"I see now why Tropenell has stayed here so long. I thought it must be a woman! I thought some prudish, dull, English girl had got hold of him——" He waited a moment.
"Well, I'm eternally grateful to you, Mrs. Winslow, for giving me this hint! You see, I'm very fond of Tropenell. It's a peculiar kind of feeling—there's nothing in the world I wouldn't do for him. Good God! I only wish that he and Laura——"
He was going to say "would have the pluck to bolt together!" but Katty supplied a very different ending to his sentence.
"Ah," she exclaimed, "I only wish that Laura and Oliver could marry. They're made for one another. You can't see them together without seeing that!" She went on feelingly, "Laura was dreadfully unhappy with Godfrey Pavely even before Oliver Tropenell came into her life. She and Mr. Pavely are quite unsuited to one another."
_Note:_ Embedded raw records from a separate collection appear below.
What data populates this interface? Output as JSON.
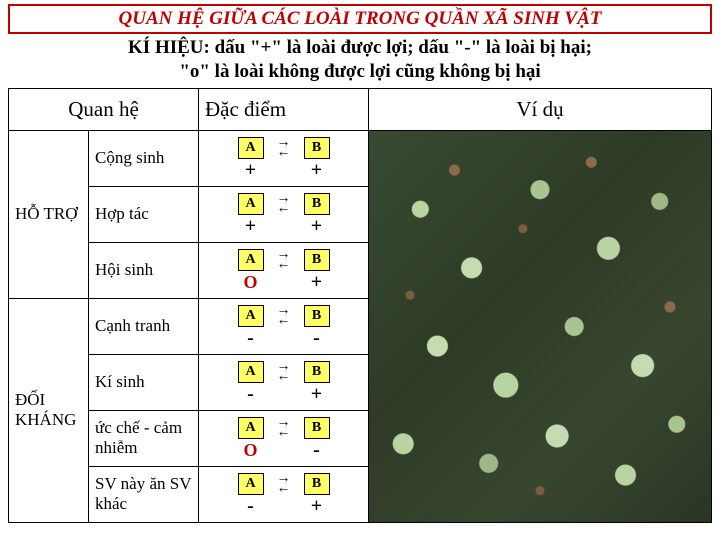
{
  "header": {
    "title": "QUAN HỆ GIỮA CÁC LOÀI TRONG QUẦN XÃ SINH VẬT",
    "subtitle_line1": "KÍ HIỆU: dấu \"+\" là loài được lợi; dấu \"-\" là loài bị hại;",
    "subtitle_line2": "\"o\" là loài không được lợi cũng không bị hại"
  },
  "table": {
    "headers": {
      "relation": "Quan hệ",
      "characteristic": "Đặc điểm",
      "example": "Ví dụ"
    },
    "groups": [
      {
        "label": "HỖ TRỢ",
        "rows": [
          {
            "name": "Cộng sinh",
            "a_sign": "+",
            "b_sign": "+"
          },
          {
            "name": "Hợp tác",
            "a_sign": "+",
            "b_sign": "+"
          },
          {
            "name": "Hội sinh",
            "a_sign": "O",
            "b_sign": "+"
          }
        ]
      },
      {
        "label": "ĐỐI KHÁNG",
        "rows": [
          {
            "name": "Cạnh tranh",
            "a_sign": "-",
            "b_sign": "-"
          },
          {
            "name": "Kí sinh",
            "a_sign": "-",
            "b_sign": "+"
          },
          {
            "name": "ức chế - cảm nhiễm",
            "a_sign": "O",
            "b_sign": "-"
          },
          {
            "name": "SV này ăn SV khác",
            "a_sign": "-",
            "b_sign": "+"
          }
        ]
      }
    ],
    "node_labels": {
      "a": "A",
      "b": "B"
    },
    "colors": {
      "title_color": "#c00000",
      "node_bg": "#ffff66",
      "zero_color": "#c00000"
    }
  }
}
There was a queer bitterness in her voice.
And then Gillie Baynton suddenly remembered—remembered the flood of gossip there had been at one time concerning those two—pretty Katty Fenton, as she had been then, and Godfrey Pavely, the man who later became his own brother-in-law.
He gave her a queer, shrewd glance, and Mrs. Winslow went on, rather quickly and breathlessly,
"You mustn't think that I dislike Godfrey Pavely! He's been very good to me—as good as Laura. I'm what they call an innocent divorcée, Mr. Baynton, and they both helped me through the trouble. It was pretty bad at the time, I can tell you. But of course I can't help seeing—no one could help seeing—that Godfrey and Laura aren't suited to one another, and that they would each be much, much happier apart."
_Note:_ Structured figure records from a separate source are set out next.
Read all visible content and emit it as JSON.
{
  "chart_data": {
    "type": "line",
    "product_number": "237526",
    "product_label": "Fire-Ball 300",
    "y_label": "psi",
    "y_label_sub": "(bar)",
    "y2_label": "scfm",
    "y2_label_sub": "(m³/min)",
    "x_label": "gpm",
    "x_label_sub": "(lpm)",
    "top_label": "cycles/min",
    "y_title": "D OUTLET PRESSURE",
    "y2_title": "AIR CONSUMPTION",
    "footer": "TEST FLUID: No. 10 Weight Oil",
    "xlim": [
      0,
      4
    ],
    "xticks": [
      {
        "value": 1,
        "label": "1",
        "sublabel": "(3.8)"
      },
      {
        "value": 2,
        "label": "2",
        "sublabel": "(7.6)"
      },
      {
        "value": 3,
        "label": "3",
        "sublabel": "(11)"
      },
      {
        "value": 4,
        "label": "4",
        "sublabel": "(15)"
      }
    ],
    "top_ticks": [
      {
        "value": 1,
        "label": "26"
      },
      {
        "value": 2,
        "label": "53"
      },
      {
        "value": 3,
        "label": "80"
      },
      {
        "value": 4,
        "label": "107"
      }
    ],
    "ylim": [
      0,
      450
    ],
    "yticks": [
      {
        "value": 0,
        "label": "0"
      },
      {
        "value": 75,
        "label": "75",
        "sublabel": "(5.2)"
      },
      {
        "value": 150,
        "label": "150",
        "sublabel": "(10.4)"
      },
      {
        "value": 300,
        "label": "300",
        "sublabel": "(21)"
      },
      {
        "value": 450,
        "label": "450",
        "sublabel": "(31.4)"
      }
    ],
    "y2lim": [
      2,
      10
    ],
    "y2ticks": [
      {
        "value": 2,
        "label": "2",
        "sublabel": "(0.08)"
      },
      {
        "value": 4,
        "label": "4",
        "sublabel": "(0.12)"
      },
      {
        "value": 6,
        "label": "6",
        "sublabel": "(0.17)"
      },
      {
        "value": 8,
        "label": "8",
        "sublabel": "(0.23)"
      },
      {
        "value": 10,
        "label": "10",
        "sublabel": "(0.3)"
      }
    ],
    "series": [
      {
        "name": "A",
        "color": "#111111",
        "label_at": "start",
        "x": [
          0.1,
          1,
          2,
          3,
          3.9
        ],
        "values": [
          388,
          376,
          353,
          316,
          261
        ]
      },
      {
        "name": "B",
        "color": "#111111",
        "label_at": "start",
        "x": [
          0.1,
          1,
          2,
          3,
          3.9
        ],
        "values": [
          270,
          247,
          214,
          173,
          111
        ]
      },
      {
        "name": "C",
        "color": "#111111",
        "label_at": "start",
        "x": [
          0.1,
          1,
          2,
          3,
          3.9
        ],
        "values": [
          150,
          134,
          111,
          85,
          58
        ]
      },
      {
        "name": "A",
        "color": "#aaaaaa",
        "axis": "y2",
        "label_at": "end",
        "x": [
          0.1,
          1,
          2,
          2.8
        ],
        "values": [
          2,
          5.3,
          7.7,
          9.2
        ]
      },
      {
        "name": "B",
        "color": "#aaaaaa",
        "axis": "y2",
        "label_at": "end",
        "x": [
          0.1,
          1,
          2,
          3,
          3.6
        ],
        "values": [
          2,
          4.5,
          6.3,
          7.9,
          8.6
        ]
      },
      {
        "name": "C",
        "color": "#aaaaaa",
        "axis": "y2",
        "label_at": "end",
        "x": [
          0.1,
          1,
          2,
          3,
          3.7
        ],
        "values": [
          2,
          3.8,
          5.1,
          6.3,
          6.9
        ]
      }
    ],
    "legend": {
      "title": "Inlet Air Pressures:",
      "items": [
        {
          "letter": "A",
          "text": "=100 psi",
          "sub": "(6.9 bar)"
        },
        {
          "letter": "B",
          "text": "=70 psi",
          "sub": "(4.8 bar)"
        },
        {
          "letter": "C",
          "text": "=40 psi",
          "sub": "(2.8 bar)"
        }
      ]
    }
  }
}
At the back of her clever, astute mind was the knowledge that it was quite on the cards that Oliver, or Oliver's mother, would say something to Gilbert Baynton concerning herself and her intimacy with Godfrey Pavely. She must guard against that, and guard against it now.
So she went on, pensively, "I don't know, to tell you the truth, for which of them I'm the more sorry—Laura, Godfrey, or Oliver! They're all three awfully to be pitied. Of course, if they lived in America it would be quite simple; Laura and Godfrey would be divorced by mutual consent, and then Laura would be able to be happy with Mr. Tropenell."